Here we report the case of a 65-year-old white male with PACC. The patient initially received pancreaticoduodenectomy and adjuvant therapy, but later developed metastatic disease in the liver. Multimodal genomic analysis of the primary resection identified an in-frame SEL1L::NTRK1 fusion and a somatic pathogenic frameshift mutation in NBN exon 10 (c.1146del; p.E383Kfs*21) coupled with loss of heterozygosity, resulting in biallelic inactivation.
A biopsy of the liver metastasis was retrieved following disease progression after 13 months of platinum-containing chemotherapy and primary resistance to an NTRK inhibitor. The patient was enrolled in TRESR (NCT04497116) and received the ATR inhibitor camonsertib but discontinued at 3 months due to progression. The patient died after two additional lines of therapy.

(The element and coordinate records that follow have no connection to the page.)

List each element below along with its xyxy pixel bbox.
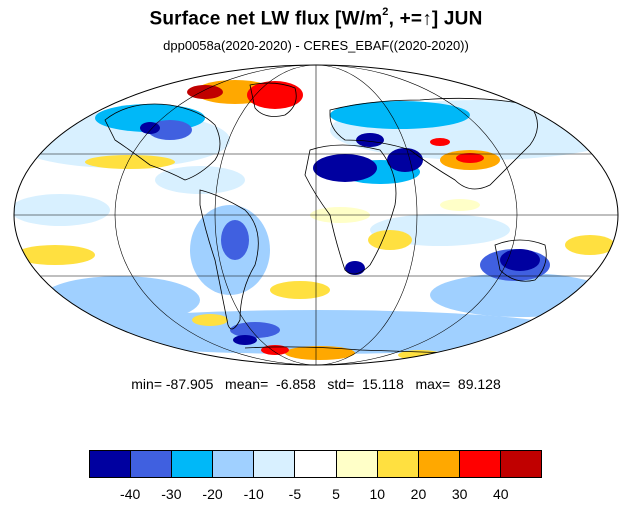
field-n-pacific-yellow <box>85 155 175 169</box>
colorbar-label: 40 <box>493 486 509 502</box>
coast-north-america <box>104 103 221 181</box>
stat-min: -87.905 <box>165 376 214 392</box>
colorbar-label: 10 <box>369 486 386 502</box>
field-s-pacific <box>40 276 200 324</box>
coast-eurasia <box>329 97 538 190</box>
field-patagonia <box>230 322 280 338</box>
coast-greenland <box>249 82 297 117</box>
region-australia <box>500 249 540 271</box>
region-arabia <box>387 148 423 172</box>
field-w-pacific-yellow <box>565 235 615 255</box>
stat-std: 15.118 <box>362 376 404 392</box>
stat-mean-label: mean= <box>225 376 269 392</box>
field-s-atlantic-yellow <box>270 281 330 299</box>
colorbar-box <box>459 451 501 477</box>
colorbar-label: -5 <box>288 486 302 502</box>
field-chile-yellow <box>192 314 228 326</box>
colorbar-box <box>418 451 460 477</box>
region-mediterranean <box>356 133 384 147</box>
colorbar-label: -20 <box>202 486 223 502</box>
field-e-africa-yellow <box>368 230 412 250</box>
colorbar <box>89 450 542 478</box>
region-southern-africa <box>345 261 365 275</box>
colorbar-label: 5 <box>332 486 340 502</box>
colorbar-label: 20 <box>410 486 427 502</box>
colorbar-box <box>213 451 255 477</box>
field-europe <box>330 101 470 129</box>
region-sahara <box>313 154 377 182</box>
region-greenland <box>247 81 303 109</box>
colorbar-box <box>131 451 173 477</box>
colorbar-box <box>172 451 214 477</box>
field-s-pacific-yellow <box>15 245 95 265</box>
colorbar-box <box>254 451 296 477</box>
region-canada-core <box>140 122 160 134</box>
region-tibet <box>456 153 484 163</box>
region-arctic-dark <box>187 85 223 99</box>
meridian-120 <box>114 65 518 365</box>
field-e-pacific <box>14 194 110 226</box>
region-iran <box>430 138 450 146</box>
colorbar-box <box>336 451 378 477</box>
colorbar-box <box>295 451 337 477</box>
field-caribbean <box>155 166 245 194</box>
meridian-60 <box>214 65 418 365</box>
colorbar-box <box>90 451 132 477</box>
field-bay-bengal <box>440 199 480 211</box>
colorbar-box <box>500 451 542 477</box>
coast-south-america <box>199 189 259 330</box>
up-arrow-icon: ↑ <box>422 8 432 30</box>
coast-australia <box>494 239 547 282</box>
colorbar-box <box>377 451 419 477</box>
region-drake <box>233 335 257 345</box>
map-outline <box>13 64 619 366</box>
stat-min-label: min= <box>131 376 162 392</box>
colorbar-label: 30 <box>451 486 468 502</box>
colorbar-label: -40 <box>120 486 141 502</box>
stat-max-label: max= <box>415 376 451 392</box>
page-title: Surface net LW flux [W/m2, +=↑] JUN <box>149 6 483 30</box>
subtitle: dpp0058a(2020-2020) - CERES_EBAF((2020-2… <box>163 38 469 53</box>
field-amazon <box>221 220 249 260</box>
field-canada <box>148 120 192 140</box>
graticule <box>14 65 618 365</box>
region-weddell <box>285 346 355 360</box>
stat-std-label: std= <box>327 376 355 392</box>
colorbar-label: -10 <box>243 486 264 502</box>
colorbar-labels: -40 -30 -20 -10 -5 5 10 20 30 40 <box>0 486 632 504</box>
stat-mean: -6.858 <box>276 376 316 392</box>
stat-max: 89.128 <box>457 376 501 392</box>
stats-line: min= -87.905 mean= -6.858 std= 15.118 ma… <box>0 376 632 392</box>
colorbar-label: -30 <box>161 486 182 502</box>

Both biopsies were evaluated initially with clinical-grade comprehensive genomic profiling and retrospectively with a targeted sequencing panel designed to detect mono- and biallelic inactivation of select DDR genes. Comparison of results from both biopsies revealed post-platinum emergence of a reversion mutation (c.1154_1155del) restoring the NBN reading frame and predicted to re-establish NBN function. Additional whole-genome sequencing of the metastatic liver biopsy identified partial HR deficiency signatures.
Here we report the discovery of a novel NBN reversion mutation. This case highlights the complex genomic landscape of PACCs and suggests that NBN alterations may play a role in the development and progression of this rare pancreatic cancer.